No livro "Eichmann em Jerusalém", um das tantas obras
publicadas, Hannah Arendt não fica somente na
constatação da apatia estóica das vítimas
do regime hitlerista, mas, corajosamente, aponta também fatos
documentados sobre atividades nada-estóicas de líderes de
comunidades judaicas que colaboravam com os nazistas, com o objetivo de
obterem vantagens materiais e poupar vidas apenas dos seus protegidos.

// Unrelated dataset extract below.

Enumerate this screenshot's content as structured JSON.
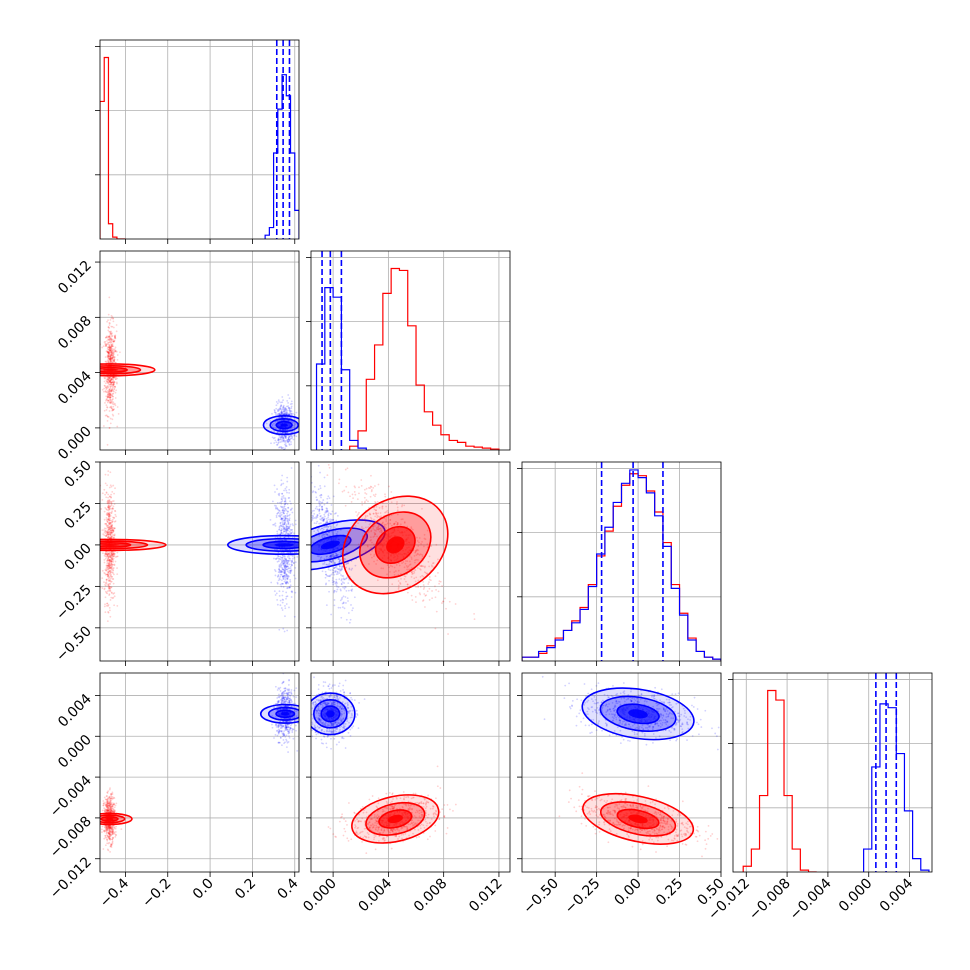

"Onde quer que vivessem judeus – escreve Hannah Arendt – havia
líderes judeus reconhecidos, e essa liderança, quase sem
exceção, cooperou com os nazistas de uma forma ou de
outra, por uma ou outra razão. A verdade integral era que, se o
povo judeu estivesse desorganizado e sem líderes, teria havido
caos e muita miséria, mas o número total de
vítimas dificilmente teria ficado entre 4 milhões e meio
e 6 milhões de pessoas. Pelos cálculos de Freudiger
[Pinchas Freudiger, um "judeu ortodoxo de considerável
dignidade", segundo Arendt], metade delas estaria salva se não
tivesse seguido as instruções dos Conselhos Judeus".
Um aspecto é muito exaltado por Arendt nessa obra, é a
solidariedade e a capacidade de resistência à
opressão – qualidades raramente encontradas naqueles tempos
sombrios – mas quando elas aconteceram, os alemães recuaram.
"Quando [os nazistas] encontraram resistência baseada em
princípios, sua 'dureza' se derreteu como manteiga ao sol. [...]
O ideal de 'dureza', exceto talvez para uns poucos brutos semi-loucos,
não passava de um mito de auto-engano, escondendo um desejo
feroz de conformidade a qualquer preço, e isso foi claramente
revelado nos julgamentos de Nüremberg, onde os réus se
acusavam e traíam mutuamente e juravam ao mundo que sempre
'haviam sido contra aquilo', ou diziam, como faria Eichmann, que seus
superiores haviam feito mau uso de suas melhores qualidades. Em
Jerusalém, ele acusou 'os poderosos' de ter feito mau uso de sua
'obediência'" – ironizou Arendt.
A Holanda, lembra Arendt, foi o único país da Europa em
que os estudantes entraram em greve quando professores judeus foram
despedidos, e onde uma onda de greves operárias explodiu como
reação à primeira deportação de
judeus para os campos de concentração, principalmente de
Sobibor. Na Dinamarca, quando os alemães abordaram altos
funcionários governamentais para que fosse possível a
identificação de judeus por um emblema amarelo no
braço, eles simplesmente responderam que nesse caso o rei
também usaria a identificação e que se os
alemães insistissem haveria uma imediata renúncia
generalizada. Segundo Arendt, os nazistas recuaram e foram tratar de
criar outros meios para perpetrar seus crimes na região.